山本伸一は、鈴村アイと菅田歌枝に、力を込めて語った。
「あなたたちには、生涯、自らの行動を通して、皆に学会精神を伝え抜いていってほしいんです。
私と一緒に、文京支部員として戦った、同志ではないですか!」
二人は、かつて伸一が支部長代理をしていた、文京支部の婦人部員であった。
県指導長の鈴村は、福島県須賀川の出身で、生来、明るく、活発な性格であった。
教員養成所を出て、国民学校などで教壇に立ってきた。
二十三歳の時に、浜通りの勿来で米穀小売業を営む、鈴村裕孝と結婚した。店も繁盛し、順風満帆の船出に思えた。
女学校時代から、「朗らかさん」と呼ばれてきた彼女の周りには、いつも笑いが絶えなかった。
しかし、長男を出産して間もなく、肺結核にかかってしまったのである。まだ、結核で亡くなる人が多かった時代であった。
死の不安におびえながら、入院生活を続けた。
八カ月後に、ようやく退院できたが、不眠症に悩まされ、さらに、持病の胃腸炎も悪化していった。
精神的にも疲れ果てて、とうとうノイローゼになってしまった。生きていることが、苦しくて、苦しくて仕方なかった。
今度は、「どうすれば、命を絶てるのか」と考え、断崖にたたずんだこともあった。
全く生気を失い、やせこけて別人のようになった鈴村アイの口から出るのは、苦悩のため息ばかりであった。
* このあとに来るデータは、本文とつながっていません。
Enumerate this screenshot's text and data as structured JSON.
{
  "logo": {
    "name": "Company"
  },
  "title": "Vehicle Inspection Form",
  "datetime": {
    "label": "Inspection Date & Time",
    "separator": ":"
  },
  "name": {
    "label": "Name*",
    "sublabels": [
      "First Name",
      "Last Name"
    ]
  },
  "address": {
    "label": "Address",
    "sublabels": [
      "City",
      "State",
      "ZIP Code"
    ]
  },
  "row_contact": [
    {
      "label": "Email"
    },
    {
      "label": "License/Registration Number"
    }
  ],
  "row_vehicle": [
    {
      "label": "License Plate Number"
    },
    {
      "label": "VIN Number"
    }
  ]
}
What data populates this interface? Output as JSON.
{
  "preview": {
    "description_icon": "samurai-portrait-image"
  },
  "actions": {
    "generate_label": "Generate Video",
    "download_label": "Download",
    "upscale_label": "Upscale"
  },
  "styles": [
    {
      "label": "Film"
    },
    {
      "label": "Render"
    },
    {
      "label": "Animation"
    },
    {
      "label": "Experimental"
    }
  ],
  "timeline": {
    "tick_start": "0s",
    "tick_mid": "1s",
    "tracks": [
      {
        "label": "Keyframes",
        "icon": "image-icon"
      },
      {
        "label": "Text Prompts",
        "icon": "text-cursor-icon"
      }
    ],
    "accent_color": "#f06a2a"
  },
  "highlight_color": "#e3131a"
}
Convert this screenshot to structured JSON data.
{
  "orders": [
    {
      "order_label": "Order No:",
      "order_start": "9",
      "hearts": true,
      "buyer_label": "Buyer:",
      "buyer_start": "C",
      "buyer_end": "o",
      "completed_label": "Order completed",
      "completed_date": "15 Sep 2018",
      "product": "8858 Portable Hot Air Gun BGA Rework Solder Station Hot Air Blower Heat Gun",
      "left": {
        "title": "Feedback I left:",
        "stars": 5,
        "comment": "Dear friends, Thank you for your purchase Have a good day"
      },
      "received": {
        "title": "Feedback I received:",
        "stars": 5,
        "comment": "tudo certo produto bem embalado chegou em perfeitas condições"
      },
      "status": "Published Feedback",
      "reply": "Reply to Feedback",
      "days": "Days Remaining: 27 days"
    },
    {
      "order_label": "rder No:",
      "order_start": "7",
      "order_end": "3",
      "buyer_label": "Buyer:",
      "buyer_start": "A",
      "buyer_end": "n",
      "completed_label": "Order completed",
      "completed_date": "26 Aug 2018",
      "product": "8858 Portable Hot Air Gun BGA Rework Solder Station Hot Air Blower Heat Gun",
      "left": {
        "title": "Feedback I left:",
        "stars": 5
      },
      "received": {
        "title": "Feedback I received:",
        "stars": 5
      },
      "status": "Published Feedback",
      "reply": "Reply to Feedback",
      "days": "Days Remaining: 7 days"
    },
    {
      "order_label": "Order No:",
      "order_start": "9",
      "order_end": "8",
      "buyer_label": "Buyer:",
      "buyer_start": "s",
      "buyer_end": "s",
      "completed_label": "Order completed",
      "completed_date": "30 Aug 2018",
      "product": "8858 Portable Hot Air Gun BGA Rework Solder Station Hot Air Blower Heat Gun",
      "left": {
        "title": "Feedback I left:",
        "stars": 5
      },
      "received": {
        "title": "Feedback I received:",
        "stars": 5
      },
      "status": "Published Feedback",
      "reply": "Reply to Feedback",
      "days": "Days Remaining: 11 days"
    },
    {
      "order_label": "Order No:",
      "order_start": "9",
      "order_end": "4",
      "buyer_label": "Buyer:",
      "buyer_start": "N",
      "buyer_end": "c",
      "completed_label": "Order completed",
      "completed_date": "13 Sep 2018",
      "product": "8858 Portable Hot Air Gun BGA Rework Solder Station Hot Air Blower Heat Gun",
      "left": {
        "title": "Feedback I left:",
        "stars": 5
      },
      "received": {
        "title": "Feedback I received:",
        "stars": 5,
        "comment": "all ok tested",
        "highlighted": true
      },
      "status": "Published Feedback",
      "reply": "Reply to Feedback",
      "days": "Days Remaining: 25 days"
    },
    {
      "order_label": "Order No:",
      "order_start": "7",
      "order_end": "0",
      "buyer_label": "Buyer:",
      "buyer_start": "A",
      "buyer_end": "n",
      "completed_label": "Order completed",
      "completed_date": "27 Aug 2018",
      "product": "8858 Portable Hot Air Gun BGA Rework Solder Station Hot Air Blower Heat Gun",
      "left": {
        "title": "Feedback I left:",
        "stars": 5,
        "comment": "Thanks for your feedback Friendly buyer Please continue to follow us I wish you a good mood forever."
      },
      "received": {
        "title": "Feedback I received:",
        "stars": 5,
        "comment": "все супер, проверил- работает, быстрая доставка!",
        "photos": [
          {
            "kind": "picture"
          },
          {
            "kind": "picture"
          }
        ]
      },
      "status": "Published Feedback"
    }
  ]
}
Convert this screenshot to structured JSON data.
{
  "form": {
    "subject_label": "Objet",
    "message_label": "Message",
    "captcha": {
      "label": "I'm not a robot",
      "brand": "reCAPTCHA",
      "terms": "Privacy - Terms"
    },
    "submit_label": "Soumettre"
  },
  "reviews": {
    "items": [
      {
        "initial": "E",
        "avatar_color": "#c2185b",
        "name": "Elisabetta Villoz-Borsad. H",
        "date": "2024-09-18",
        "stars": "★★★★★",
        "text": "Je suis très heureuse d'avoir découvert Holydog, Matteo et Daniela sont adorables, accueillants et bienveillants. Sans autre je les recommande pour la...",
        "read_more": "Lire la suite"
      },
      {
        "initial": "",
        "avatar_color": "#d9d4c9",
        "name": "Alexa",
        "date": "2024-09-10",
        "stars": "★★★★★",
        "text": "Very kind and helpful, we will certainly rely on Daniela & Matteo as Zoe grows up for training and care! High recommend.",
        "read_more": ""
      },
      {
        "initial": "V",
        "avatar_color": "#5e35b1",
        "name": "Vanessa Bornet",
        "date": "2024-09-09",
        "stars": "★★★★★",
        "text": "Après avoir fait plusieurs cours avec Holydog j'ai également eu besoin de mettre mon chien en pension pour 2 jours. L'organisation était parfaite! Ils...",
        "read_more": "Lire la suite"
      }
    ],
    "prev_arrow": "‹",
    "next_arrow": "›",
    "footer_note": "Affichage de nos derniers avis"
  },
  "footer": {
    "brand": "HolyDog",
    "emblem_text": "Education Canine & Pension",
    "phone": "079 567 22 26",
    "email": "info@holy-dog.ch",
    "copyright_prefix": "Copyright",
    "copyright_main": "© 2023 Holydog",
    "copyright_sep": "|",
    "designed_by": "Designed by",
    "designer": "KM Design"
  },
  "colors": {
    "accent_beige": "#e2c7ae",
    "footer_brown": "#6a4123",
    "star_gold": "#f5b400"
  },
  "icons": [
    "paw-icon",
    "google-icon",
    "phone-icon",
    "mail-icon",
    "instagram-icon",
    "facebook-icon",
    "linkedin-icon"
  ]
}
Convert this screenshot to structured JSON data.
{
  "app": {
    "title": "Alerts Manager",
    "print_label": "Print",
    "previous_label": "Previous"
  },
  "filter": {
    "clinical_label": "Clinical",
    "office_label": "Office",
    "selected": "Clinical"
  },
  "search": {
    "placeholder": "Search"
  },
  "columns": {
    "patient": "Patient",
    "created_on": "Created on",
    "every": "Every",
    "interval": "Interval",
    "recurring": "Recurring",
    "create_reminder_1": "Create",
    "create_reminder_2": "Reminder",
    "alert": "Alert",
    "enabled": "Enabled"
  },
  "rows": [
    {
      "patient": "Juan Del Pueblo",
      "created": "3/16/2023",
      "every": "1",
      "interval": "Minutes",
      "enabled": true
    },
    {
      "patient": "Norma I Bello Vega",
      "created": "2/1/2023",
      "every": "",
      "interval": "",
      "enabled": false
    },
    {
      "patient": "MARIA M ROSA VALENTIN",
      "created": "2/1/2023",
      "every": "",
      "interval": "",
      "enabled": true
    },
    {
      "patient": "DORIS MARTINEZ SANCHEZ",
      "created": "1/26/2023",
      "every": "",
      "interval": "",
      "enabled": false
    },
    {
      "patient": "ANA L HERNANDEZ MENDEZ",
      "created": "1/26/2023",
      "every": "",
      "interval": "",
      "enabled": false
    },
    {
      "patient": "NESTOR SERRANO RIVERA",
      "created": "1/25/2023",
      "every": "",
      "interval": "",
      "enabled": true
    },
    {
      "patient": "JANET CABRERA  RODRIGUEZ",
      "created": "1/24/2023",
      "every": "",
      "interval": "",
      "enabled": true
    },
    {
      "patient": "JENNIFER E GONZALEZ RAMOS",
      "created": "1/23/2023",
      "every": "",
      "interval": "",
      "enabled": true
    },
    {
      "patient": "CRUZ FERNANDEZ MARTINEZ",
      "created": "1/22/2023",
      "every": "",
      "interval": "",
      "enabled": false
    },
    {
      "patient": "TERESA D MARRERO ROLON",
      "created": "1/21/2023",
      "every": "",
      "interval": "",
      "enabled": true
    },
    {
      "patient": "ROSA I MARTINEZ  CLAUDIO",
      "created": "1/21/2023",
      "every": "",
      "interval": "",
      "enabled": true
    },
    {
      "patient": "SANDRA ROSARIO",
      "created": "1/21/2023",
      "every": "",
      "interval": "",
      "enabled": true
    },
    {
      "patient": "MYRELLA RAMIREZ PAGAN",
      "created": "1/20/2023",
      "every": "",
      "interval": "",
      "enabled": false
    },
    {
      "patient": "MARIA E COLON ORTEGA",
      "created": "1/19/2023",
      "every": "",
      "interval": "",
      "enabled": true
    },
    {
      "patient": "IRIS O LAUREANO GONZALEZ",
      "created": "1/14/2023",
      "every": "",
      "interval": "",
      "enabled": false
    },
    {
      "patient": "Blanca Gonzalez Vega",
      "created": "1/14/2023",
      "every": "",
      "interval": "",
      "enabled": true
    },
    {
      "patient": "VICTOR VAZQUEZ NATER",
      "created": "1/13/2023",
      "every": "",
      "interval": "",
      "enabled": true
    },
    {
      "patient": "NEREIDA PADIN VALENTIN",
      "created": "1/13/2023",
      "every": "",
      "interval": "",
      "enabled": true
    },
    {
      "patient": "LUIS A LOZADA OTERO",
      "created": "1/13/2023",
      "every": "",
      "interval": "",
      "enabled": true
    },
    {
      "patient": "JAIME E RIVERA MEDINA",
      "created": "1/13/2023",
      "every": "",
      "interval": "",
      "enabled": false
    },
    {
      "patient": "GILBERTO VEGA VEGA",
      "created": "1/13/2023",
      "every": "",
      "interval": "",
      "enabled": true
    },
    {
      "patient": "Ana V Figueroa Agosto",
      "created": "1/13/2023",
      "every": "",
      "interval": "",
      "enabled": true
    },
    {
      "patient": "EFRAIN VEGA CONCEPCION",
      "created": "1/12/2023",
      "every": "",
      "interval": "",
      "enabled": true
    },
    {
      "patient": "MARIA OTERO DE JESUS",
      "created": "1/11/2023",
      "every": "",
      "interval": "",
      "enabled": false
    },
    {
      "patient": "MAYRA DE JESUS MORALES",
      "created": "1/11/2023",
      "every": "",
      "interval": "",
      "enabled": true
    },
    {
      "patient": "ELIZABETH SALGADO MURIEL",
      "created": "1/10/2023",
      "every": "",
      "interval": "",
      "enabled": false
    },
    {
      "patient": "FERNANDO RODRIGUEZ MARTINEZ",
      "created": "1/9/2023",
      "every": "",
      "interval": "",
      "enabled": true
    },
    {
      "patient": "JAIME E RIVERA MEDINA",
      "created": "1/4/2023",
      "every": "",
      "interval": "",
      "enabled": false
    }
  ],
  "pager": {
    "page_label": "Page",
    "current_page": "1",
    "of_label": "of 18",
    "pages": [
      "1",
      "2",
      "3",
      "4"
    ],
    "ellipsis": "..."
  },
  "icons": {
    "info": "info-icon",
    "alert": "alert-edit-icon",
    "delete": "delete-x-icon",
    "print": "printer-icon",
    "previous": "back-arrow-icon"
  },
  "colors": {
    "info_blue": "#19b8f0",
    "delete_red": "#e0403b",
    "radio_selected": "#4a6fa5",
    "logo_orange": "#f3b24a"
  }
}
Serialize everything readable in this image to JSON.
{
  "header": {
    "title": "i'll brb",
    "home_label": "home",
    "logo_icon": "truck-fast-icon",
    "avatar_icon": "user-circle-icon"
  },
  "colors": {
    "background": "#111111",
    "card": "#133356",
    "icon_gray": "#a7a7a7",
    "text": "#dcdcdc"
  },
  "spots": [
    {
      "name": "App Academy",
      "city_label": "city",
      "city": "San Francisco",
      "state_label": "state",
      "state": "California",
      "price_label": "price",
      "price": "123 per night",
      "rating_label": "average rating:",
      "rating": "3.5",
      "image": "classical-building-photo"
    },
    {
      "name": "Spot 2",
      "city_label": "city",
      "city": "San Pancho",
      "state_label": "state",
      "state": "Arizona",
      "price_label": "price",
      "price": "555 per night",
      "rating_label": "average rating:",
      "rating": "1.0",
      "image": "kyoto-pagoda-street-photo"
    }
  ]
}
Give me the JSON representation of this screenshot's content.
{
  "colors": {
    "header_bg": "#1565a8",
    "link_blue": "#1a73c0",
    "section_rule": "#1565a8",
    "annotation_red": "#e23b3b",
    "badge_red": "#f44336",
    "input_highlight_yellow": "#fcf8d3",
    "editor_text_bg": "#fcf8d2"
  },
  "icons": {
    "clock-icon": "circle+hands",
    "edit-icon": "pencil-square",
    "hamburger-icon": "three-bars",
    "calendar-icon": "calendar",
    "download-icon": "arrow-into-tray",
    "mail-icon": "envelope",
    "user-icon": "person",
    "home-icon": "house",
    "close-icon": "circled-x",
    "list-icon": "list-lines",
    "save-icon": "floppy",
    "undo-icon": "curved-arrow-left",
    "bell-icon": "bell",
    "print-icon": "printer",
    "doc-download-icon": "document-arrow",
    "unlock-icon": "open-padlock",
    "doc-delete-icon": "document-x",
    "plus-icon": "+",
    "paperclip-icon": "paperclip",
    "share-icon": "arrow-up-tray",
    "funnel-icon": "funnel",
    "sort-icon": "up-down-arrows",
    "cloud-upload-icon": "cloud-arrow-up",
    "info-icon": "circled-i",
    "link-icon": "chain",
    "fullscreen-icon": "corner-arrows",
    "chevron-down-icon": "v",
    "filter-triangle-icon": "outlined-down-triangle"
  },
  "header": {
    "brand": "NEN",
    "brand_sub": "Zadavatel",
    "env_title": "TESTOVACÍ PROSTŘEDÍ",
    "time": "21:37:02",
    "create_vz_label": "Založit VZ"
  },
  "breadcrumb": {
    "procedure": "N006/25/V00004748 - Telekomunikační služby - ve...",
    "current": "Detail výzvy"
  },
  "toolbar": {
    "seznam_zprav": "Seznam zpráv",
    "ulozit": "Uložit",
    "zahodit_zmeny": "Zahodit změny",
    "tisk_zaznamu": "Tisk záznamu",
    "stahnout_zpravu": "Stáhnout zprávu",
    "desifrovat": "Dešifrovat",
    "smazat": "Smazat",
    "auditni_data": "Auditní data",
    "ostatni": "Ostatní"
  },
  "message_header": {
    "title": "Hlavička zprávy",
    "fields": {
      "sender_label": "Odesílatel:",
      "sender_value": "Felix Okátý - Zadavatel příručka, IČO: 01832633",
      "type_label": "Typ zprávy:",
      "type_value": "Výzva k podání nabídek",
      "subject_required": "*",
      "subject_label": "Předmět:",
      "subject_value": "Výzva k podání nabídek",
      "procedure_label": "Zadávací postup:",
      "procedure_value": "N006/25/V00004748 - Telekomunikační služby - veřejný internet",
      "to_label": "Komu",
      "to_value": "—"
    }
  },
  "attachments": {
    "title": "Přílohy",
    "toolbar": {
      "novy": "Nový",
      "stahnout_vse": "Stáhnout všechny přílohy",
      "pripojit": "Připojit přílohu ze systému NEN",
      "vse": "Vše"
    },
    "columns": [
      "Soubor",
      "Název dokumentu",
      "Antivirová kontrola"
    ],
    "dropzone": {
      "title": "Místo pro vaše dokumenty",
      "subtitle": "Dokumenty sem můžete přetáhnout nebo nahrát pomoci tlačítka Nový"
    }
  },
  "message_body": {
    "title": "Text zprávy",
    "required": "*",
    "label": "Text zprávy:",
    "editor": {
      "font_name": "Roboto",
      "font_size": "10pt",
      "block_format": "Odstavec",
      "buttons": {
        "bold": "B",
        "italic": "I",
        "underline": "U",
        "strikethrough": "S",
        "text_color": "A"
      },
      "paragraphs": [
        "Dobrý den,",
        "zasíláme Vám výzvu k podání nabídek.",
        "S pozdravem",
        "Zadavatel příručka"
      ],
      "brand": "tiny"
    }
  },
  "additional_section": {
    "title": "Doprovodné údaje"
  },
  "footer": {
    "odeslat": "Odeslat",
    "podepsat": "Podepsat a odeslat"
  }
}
家から笑い声が絶えて久しく、いつも、陰鬱な静寂に包まれていた。
夫の裕孝も、病んだ妻をかかえ、仕事と子育てに追われ、心身ともに疲弊していった。妻と自分の運命を呪った。
アイが病気になって、八年がたった一九五六年(昭和三十一年)の十月、裕孝は、近所に住む兄の家に、たまたま車で炭を届けた。
兄は、少し前に創価学会に入会し、この日、その兄の家で座談会が行われていたのだ。